Plastics News‘ Mike Verespej reported today that film and bag recycling in the United States jumped 14 percent in 2010 to 971.8 million pounds — the first annual increase of more than 3 percent since 2006.

But Mark Murray, executive director of the Sacramento, Calif.-based Californians Against Waste, still feels that bag recycling has been a “failure.”

Is recycling the last word on the bag issue? The National Center for Policy Analysis doesn’t think so.

Today our sister publication Waste & Recycling News posted a column by H. Sterling Burnett, a senior fellow at NCPA, arguing that plastic bag bans hold hidden costs, and result in “little or no benefit for the environment.”

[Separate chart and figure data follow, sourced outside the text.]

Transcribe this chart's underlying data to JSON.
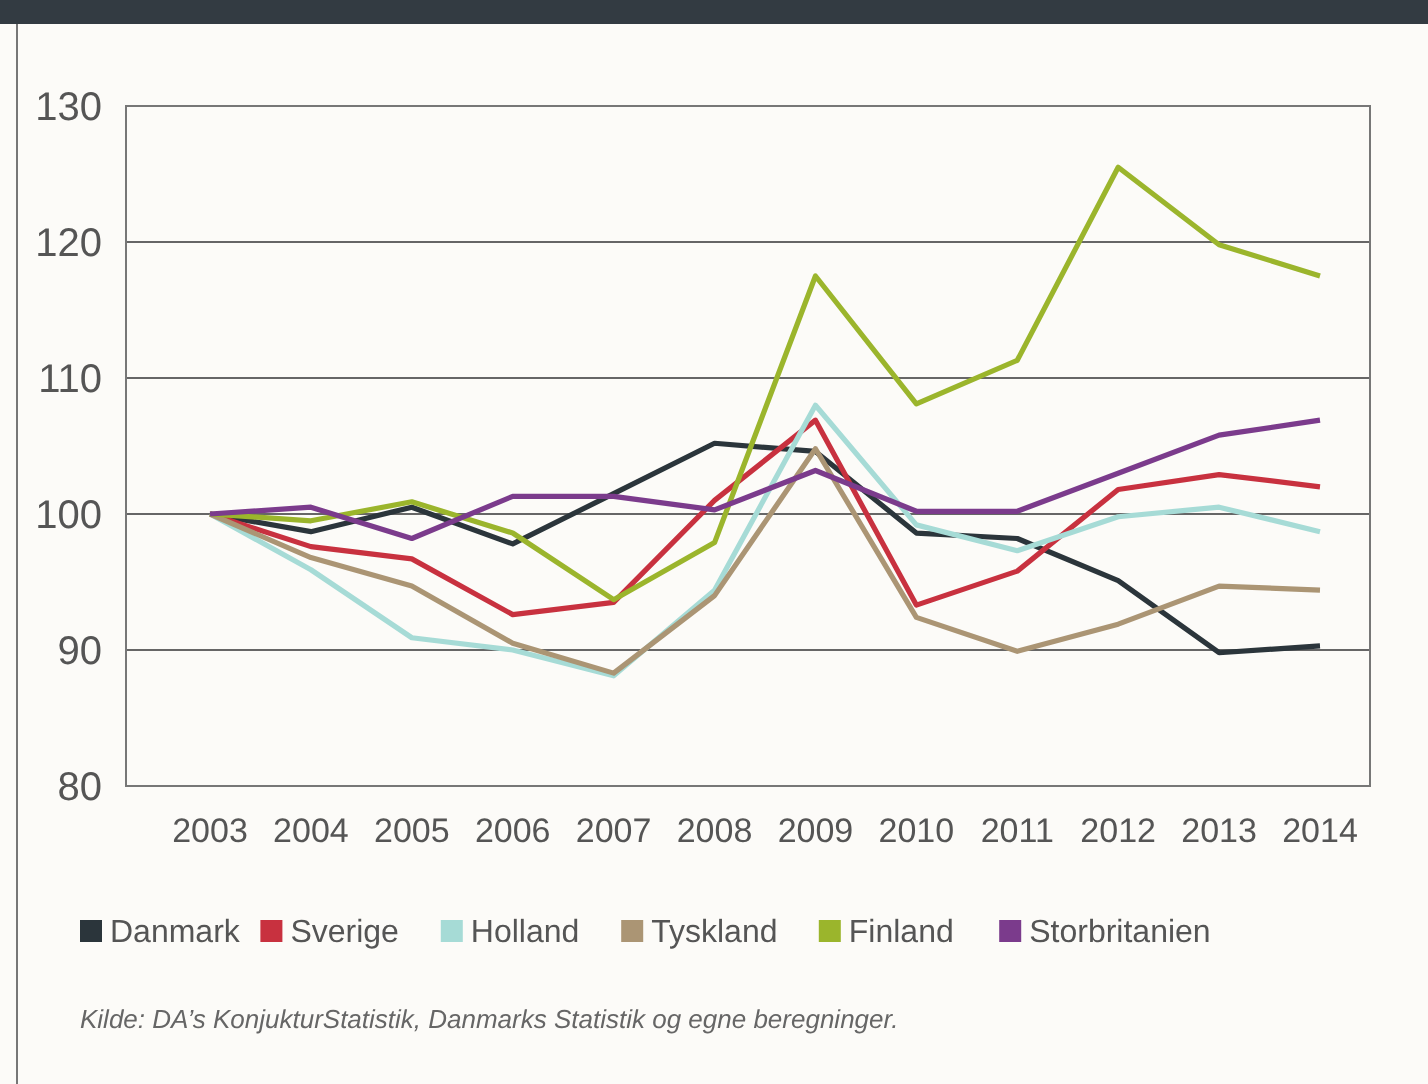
{
  "chart_data": {
    "type": "line",
    "categories": [
      "2003",
      "2004",
      "2005",
      "2006",
      "2007",
      "2008",
      "2009",
      "2010",
      "2011",
      "2012",
      "2013",
      "2014"
    ],
    "series": [
      {
        "name": "Danmark",
        "color": "#2b353b",
        "values": [
          100,
          98.7,
          100.5,
          97.8,
          101.5,
          105.2,
          104.6,
          98.6,
          98.2,
          95.1,
          89.8,
          90.3
        ]
      },
      {
        "name": "Sverige",
        "color": "#c8313f",
        "values": [
          100,
          97.6,
          96.7,
          92.6,
          93.5,
          101,
          106.9,
          93.3,
          95.8,
          101.8,
          102.9,
          102
        ]
      },
      {
        "name": "Holland",
        "color": "#a6dbd6",
        "values": [
          100,
          95.9,
          90.9,
          90,
          88.1,
          94.4,
          108,
          99.2,
          97.3,
          99.8,
          100.5,
          98.7
        ]
      },
      {
        "name": "Tyskland",
        "color": "#ab9574",
        "values": [
          100,
          96.8,
          94.7,
          90.5,
          88.3,
          94,
          104.8,
          92.4,
          89.9,
          91.9,
          94.7,
          94.4
        ]
      },
      {
        "name": "Finland",
        "color": "#9bb52c",
        "values": [
          100,
          99.5,
          100.9,
          98.6,
          93.7,
          97.9,
          117.5,
          108.1,
          111.3,
          125.5,
          119.8,
          117.5
        ]
      },
      {
        "name": "Storbritanien",
        "color": "#7b3b8c",
        "values": [
          100,
          100.5,
          98.2,
          101.3,
          101.3,
          100.3,
          103.2,
          100.2,
          100.2,
          103,
          105.8,
          106.9
        ]
      }
    ],
    "ylim": [
      80,
      130
    ],
    "yticks": [
      80,
      90,
      100,
      110,
      120,
      130
    ],
    "grid": "y",
    "legend": "bottom",
    "marker": "none",
    "line_style": "solid",
    "annotations": [
      "Kilde: DA’s KonjukturStatistik, Danmarks Statistik og egne beregninger."
    ]
  }
}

“Contrary to the myth propagated by environmental lobbyists and other plastic bag opponents, plastic bags are rarely single-use items,” Burnett writes. “Rather, long after plastic bags transport the groceries, people find a variety of ways to reuse them. They are used as lunch bags, car litter bags, to line bathroom trash bins, to collect dog waste and to seal soiled diapers. Other uses include carrying donation items to goodwill, transporting laundry to the cleaners and securing items in the garage and attic. Some people carry bags on walks to pick up stray trash.

“Without them, we will likely buy more trash bags and baggies to compensate. In stores that ban plastic grocery bags, shoppers have become creative, using thin plastic bags from the fresh vegetable sections of stores to carry out groceries — double- and triple-lining them to make them work. Now that’s a waste nightmare and a sheer waste of resources.”